To visualize the tracking of clusters and the cluster-trajectories from the simulated data, we developped an R Shiny app. The tracking of clusters is visualized using an alluvial plot, in which the blocks represent the clusters and the stream fields between the blocks represent the number of common patients. The cluster-trajectories are visualized using a flowchart composed of blocks representing the clusters. The arrow thickness between the blocks represents the number of common patients.

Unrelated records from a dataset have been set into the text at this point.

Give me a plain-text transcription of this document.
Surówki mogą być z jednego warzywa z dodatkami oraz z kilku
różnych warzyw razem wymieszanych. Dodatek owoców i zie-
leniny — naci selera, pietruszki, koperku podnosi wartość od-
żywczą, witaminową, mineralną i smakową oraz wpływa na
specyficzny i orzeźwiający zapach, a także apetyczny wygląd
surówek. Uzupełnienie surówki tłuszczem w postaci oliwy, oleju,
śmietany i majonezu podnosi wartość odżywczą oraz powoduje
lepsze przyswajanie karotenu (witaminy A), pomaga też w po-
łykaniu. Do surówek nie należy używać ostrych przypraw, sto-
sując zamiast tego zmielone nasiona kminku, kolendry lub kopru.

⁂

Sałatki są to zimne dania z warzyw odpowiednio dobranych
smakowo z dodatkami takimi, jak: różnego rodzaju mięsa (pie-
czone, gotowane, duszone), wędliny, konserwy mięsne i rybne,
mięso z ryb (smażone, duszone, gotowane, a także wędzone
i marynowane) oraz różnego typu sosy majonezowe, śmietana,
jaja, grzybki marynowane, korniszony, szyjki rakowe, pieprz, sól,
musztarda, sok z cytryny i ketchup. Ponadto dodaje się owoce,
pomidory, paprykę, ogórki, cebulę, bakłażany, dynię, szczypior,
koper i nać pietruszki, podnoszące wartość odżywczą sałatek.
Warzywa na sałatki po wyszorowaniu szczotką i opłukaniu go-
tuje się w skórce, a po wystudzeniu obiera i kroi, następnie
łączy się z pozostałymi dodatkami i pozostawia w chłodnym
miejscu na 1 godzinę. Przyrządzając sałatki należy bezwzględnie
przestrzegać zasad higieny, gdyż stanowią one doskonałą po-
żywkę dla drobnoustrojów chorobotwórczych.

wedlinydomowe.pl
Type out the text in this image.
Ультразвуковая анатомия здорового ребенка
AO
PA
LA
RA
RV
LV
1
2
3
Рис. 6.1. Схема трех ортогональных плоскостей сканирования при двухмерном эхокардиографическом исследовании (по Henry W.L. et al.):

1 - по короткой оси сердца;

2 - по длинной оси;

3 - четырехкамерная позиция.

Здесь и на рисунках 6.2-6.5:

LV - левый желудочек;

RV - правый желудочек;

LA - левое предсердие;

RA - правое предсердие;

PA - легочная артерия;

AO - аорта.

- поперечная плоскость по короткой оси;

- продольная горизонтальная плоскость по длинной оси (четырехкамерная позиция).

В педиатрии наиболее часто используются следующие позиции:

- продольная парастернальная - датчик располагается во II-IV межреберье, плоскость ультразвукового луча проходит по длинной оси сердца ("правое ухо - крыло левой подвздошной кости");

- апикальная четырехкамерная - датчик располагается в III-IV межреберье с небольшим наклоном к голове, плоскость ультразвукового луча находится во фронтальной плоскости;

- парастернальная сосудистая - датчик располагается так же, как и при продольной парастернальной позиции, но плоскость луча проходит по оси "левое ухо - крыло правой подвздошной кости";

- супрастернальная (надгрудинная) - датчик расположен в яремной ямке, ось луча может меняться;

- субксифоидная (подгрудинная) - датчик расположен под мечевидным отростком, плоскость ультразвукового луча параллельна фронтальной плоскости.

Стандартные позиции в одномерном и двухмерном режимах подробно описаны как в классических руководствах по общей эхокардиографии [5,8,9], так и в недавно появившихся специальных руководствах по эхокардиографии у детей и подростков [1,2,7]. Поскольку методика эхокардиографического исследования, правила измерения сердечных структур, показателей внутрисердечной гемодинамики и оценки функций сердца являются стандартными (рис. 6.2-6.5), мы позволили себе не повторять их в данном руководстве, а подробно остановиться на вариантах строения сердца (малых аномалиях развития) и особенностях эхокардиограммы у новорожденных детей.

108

All clusters displayed in the flowchart are characterized by the two most used drugs (name, percentage of patients receiving the drug), the sex ratio (SR) and the total number of patients (n). These clusters are named with the age at which it was identified and its label (age.label).
This R shiny app allows to choose between the two clustering strategies and to display clusters greater than or equal to the selected limit size. The following code should be executed in R to launch the application.
if(!requireNamespace("shiny", quietly = TRUE)) install.packages("shiny")
library(shiny)
runGitHub("Cluster-tracking", "JudithLamb")
[1] Santo Fortunato. “Community detection in graphs”. In: Physics reports 486.3-5 (2010), pp. 75–174.